The team recently retrospectively compared the concordance between emergency physicians’ rapid diagnoses using PoC-LUS and attending physicians’ determinations using CT imaging as part of their diagnostic process. They sought to determine whether shorter time to diagnosis for dyspnea would impact diagnostic accuracy and, therefore, treatments.
After analyzing data acquired over a two-year period, the group observed excellent agreement between emergency physician and attending physician diagnoses for all etiologies of dyspnea, including pleural effusion, pneumonia, bronchopneumonia, acute pulmonary edema, chronic obstructive pulmonary disease exacerbation, pleuropulmonary tumors and acute respiratory distress syndrome. However, the time required to make a diagnosis differed significantly between both providers, with emergency physicians taking an average of 16(±4) minutes compared to 480(±112) for attending physicians.

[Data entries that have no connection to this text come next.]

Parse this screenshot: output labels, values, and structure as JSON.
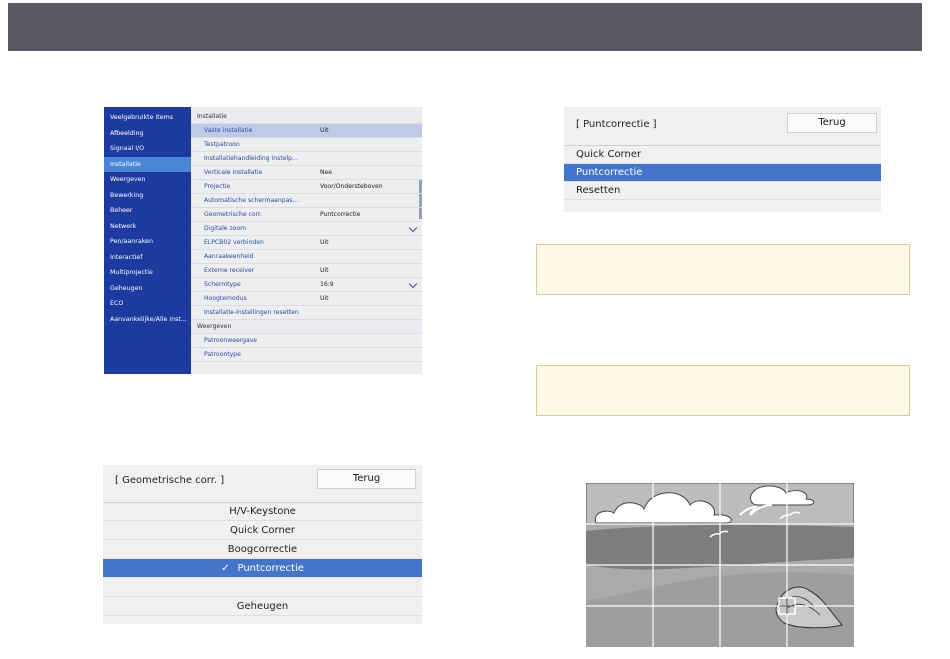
{
  "menu": {
    "nav": [
      "Veelgebruikte items",
      "Afbeelding",
      "Signaal I/O",
      "Installatie",
      "Weergeven",
      "Bewerking",
      "Beheer",
      "Netwerk",
      "Pen/aanraken",
      "Interactief",
      "Multiprojectie",
      "Geheugen",
      "ECO",
      "Aanvankelijke/Alle inst..."
    ],
    "active_nav": "Installatie",
    "rows": [
      {
        "label": "Installatie",
        "value": "",
        "section": true
      },
      {
        "label": "Vaste installatie",
        "value": "Uit",
        "selected": true
      },
      {
        "label": "Testpatroon",
        "value": ""
      },
      {
        "label": "Installatiehandleiding instelp...",
        "value": ""
      },
      {
        "label": "Verticale installatie",
        "value": "Nee"
      },
      {
        "label": "Projectie",
        "value": "Voor/Ondersteboven"
      },
      {
        "label": "Automatische schermaanpas...",
        "value": ""
      },
      {
        "label": "Geometrische corr.",
        "value": "Puntcorrectie"
      },
      {
        "label": "Digitale zoom",
        "value": "",
        "chevron": true
      },
      {
        "label": "ELPCB02 verbinden",
        "value": "Uit"
      },
      {
        "label": "Aanraakeenheid",
        "value": ""
      },
      {
        "label": "Externe receiver",
        "value": "Uit"
      },
      {
        "label": "Schermtype",
        "value": "16:9",
        "chevron": true
      },
      {
        "label": "Hoogtemodus",
        "value": "Uit"
      },
      {
        "label": "Installatie-instellingen resetten",
        "value": ""
      },
      {
        "label": "Weergeven",
        "value": "",
        "section": true
      },
      {
        "label": "Patroonweergave",
        "value": ""
      },
      {
        "label": "Patroontype",
        "value": ""
      }
    ]
  },
  "pc_dialog": {
    "title": "[ Puntcorrectie ]",
    "back": "Terug",
    "items": [
      "Quick Corner",
      "Puntcorrectie",
      "Resetten"
    ],
    "selected": "Puntcorrectie"
  },
  "gc_dialog": {
    "title": "[ Geometrische corr. ]",
    "back": "Terug",
    "items": [
      "H/V-Keystone",
      "Quick Corner",
      "Boogcorrectie",
      "Puntcorrectie",
      "",
      "Geheugen"
    ],
    "selected": "Puntcorrectie",
    "check": "✓"
  },
  "colors": {
    "header": "#595961",
    "nav_bg": "#1c3aa0",
    "nav_active": "#4a86d8",
    "selection": "#4575c9",
    "note_bg": "#fff8e6",
    "note_border": "#d9cc96"
  }
}
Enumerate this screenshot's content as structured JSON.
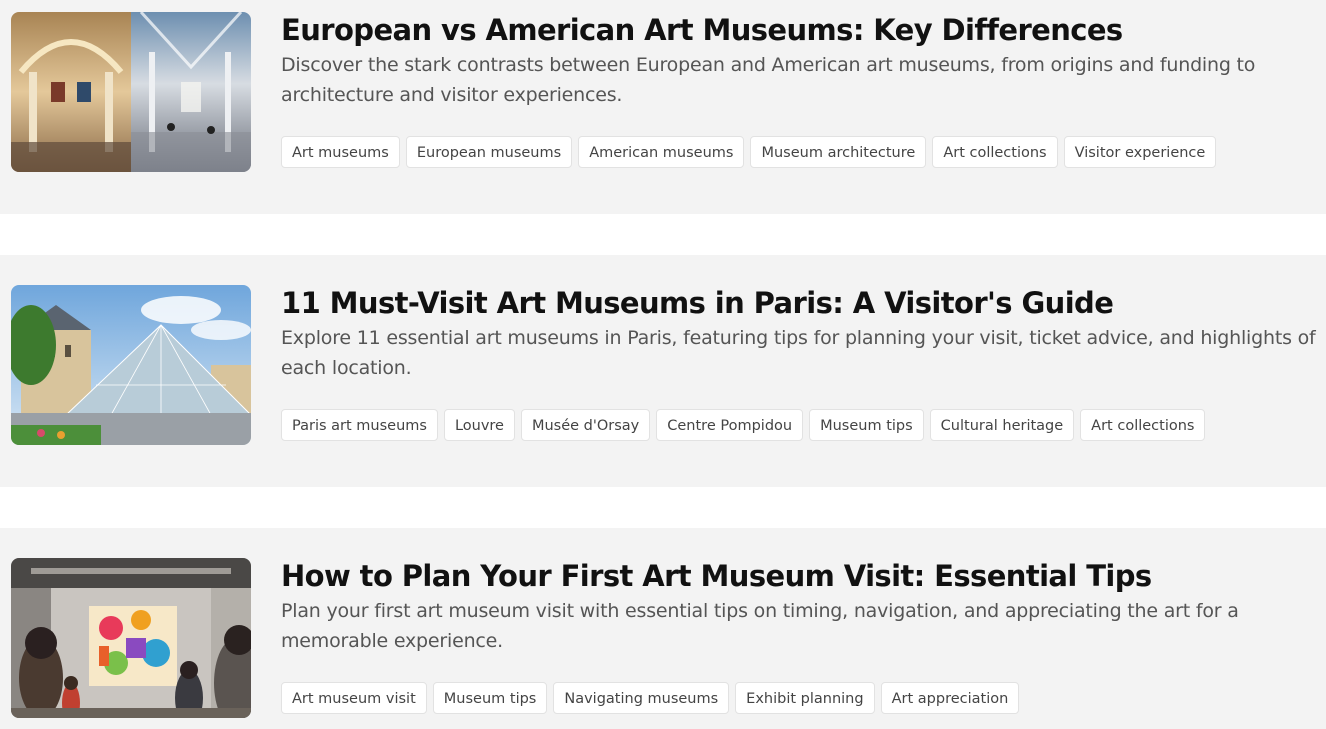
{
  "articles": [
    {
      "title": "European vs American Art Museums: Key Differences",
      "description": "Discover the stark contrasts between European and American art museums, from origins and funding to architecture and visitor experiences.",
      "tags": [
        "Art museums",
        "European museums",
        "American museums",
        "Museum architecture",
        "Art collections",
        "Visitor experience"
      ]
    },
    {
      "title": "11 Must-Visit Art Museums in Paris: A Visitor's Guide",
      "description": "Explore 11 essential art museums in Paris, featuring tips for planning your visit, ticket advice, and highlights of each location.",
      "tags": [
        "Paris art museums",
        "Louvre",
        "Musée d'Orsay",
        "Centre Pompidou",
        "Museum tips",
        "Cultural heritage",
        "Art collections"
      ]
    },
    {
      "title": "How to Plan Your First Art Museum Visit: Essential Tips",
      "description": "Plan your first art museum visit with essential tips on timing, navigation, and appreciating the art for a memorable experience.",
      "tags": [
        "Art museum visit",
        "Museum tips",
        "Navigating museums",
        "Exhibit planning",
        "Art appreciation"
      ]
    }
  ]
}
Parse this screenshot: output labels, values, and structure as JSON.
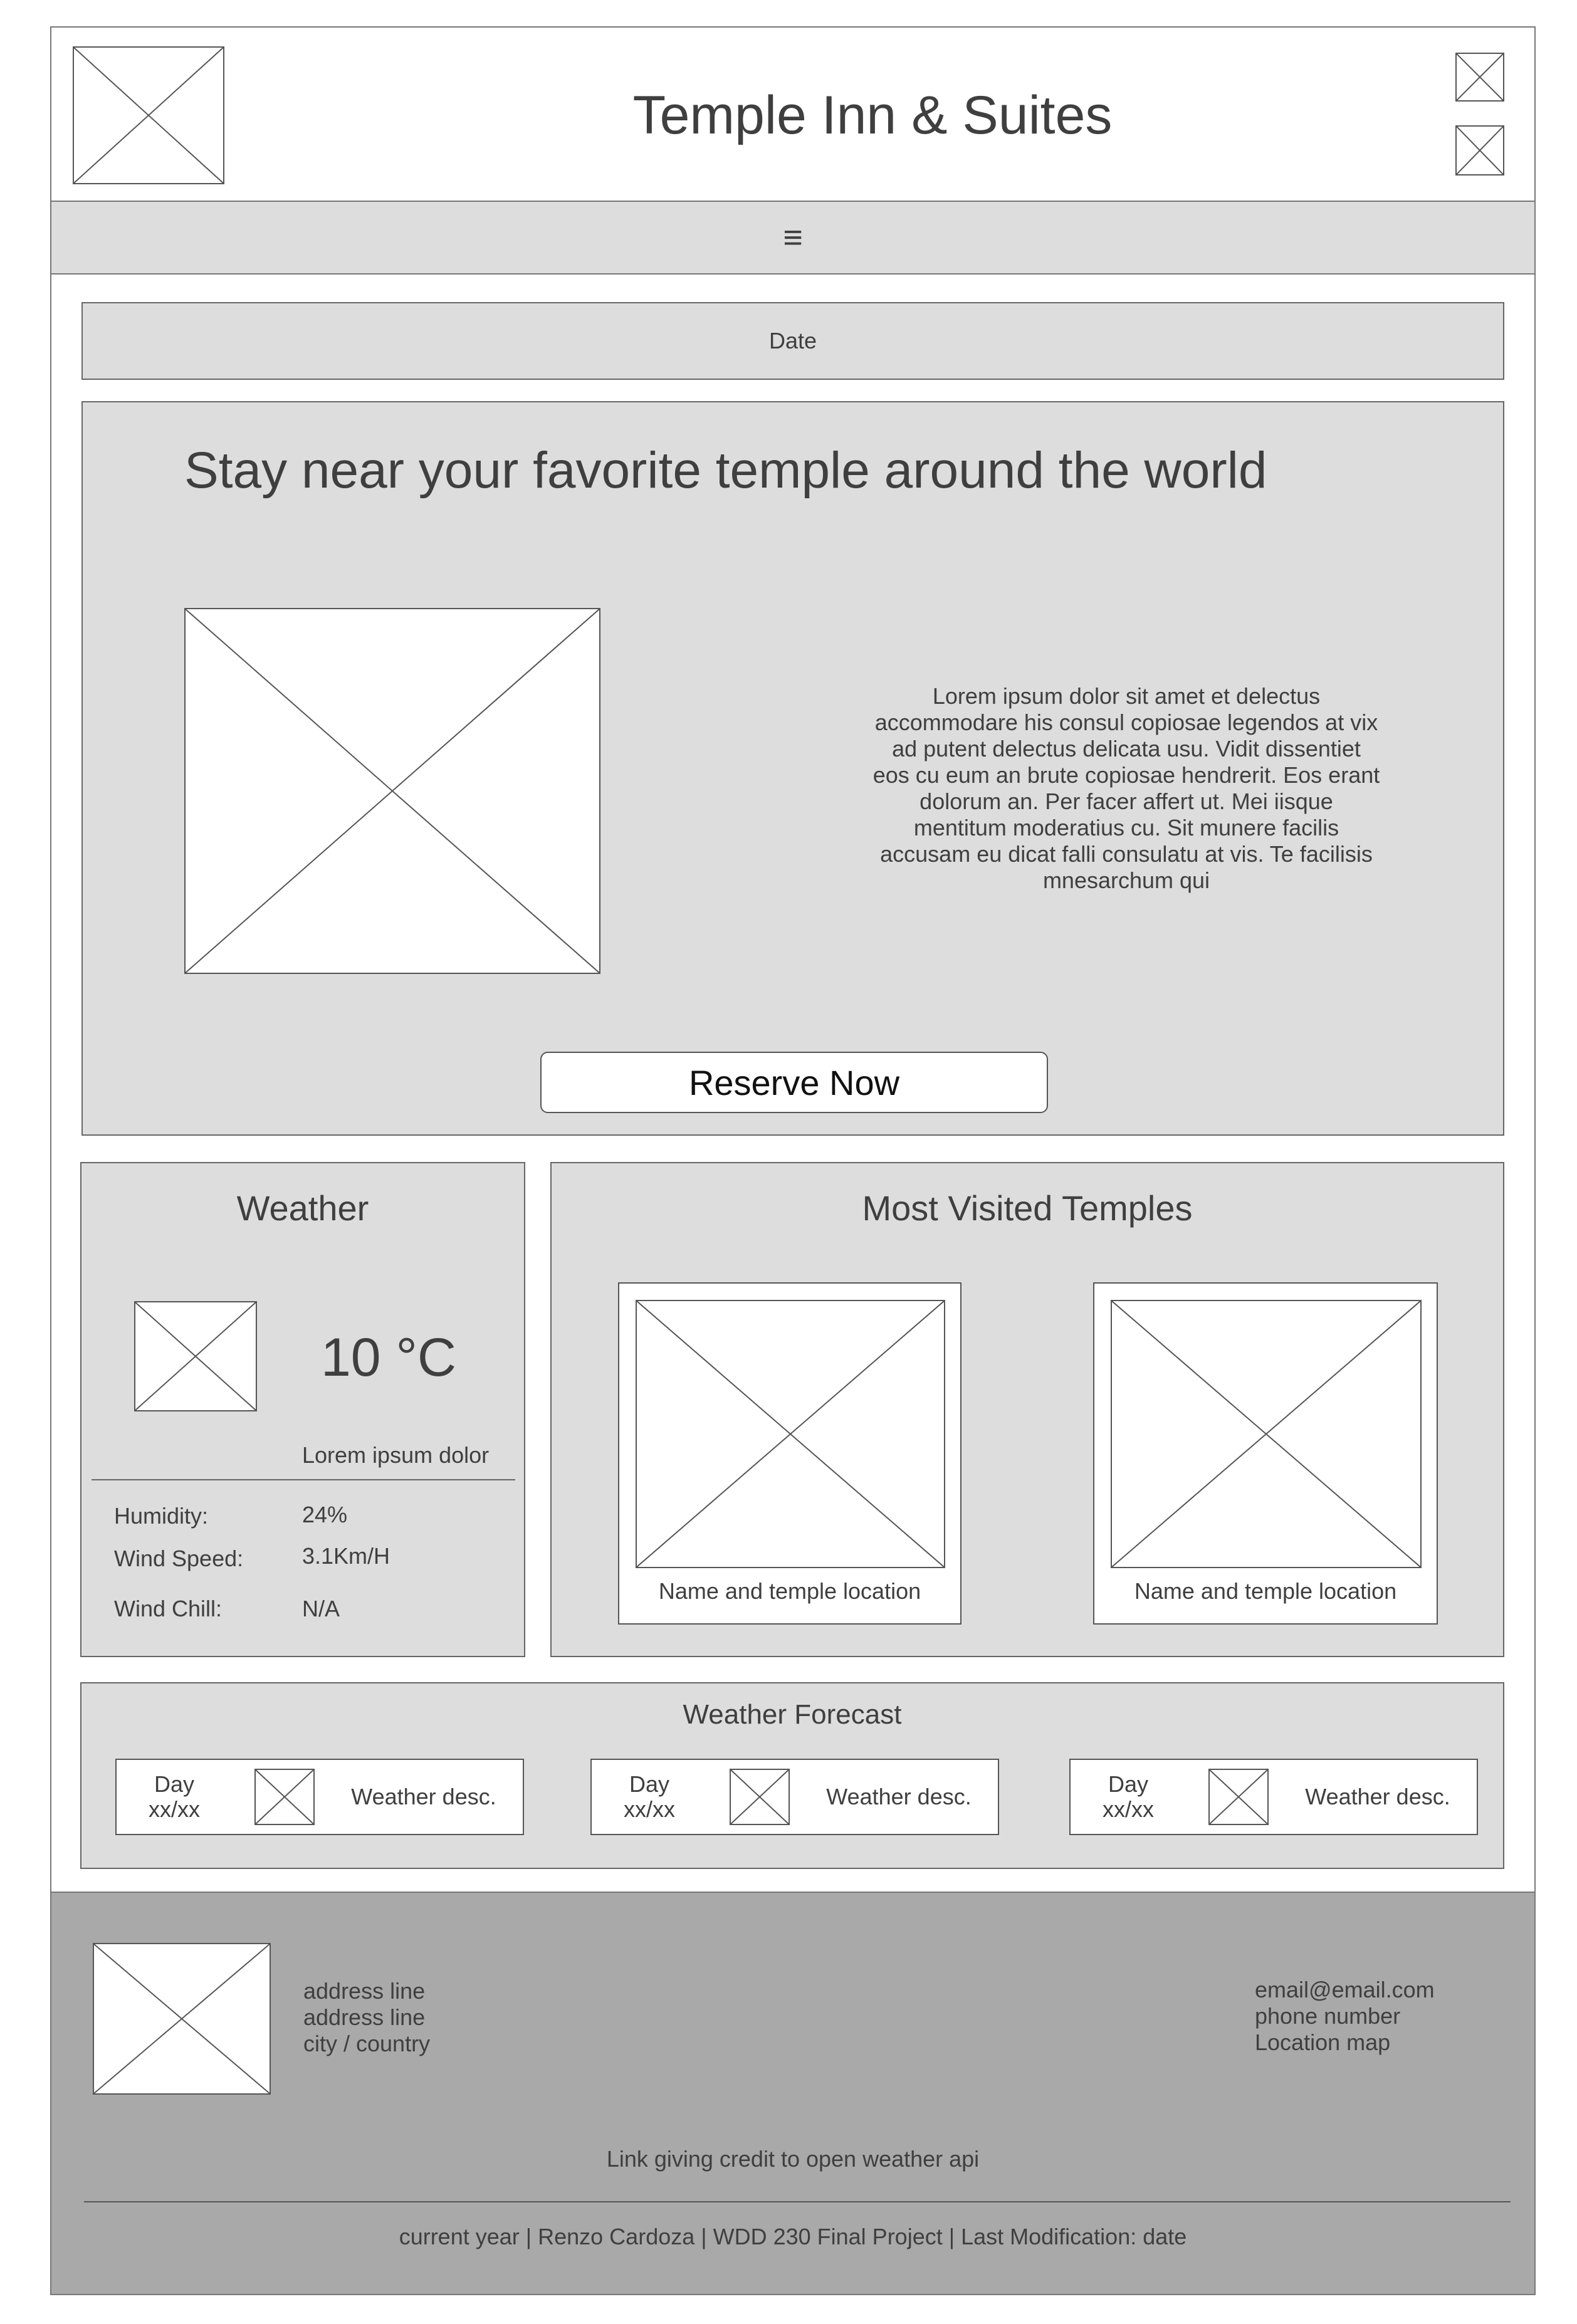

“This is potentially very important for an emergency diagnosis in which a rapid treatment may be associated with better prognosis,” the authors noted. “Improvements in the survival rate in the critically ill patients admitted in the EDs are directly related to early recognition and rapid initiation of treatment.”
The group added that use of PoC-LUS could also limit risks related to transporting patients who may be in a critical state, adding to its potential as a valuable diagnostic tool in emergency settings.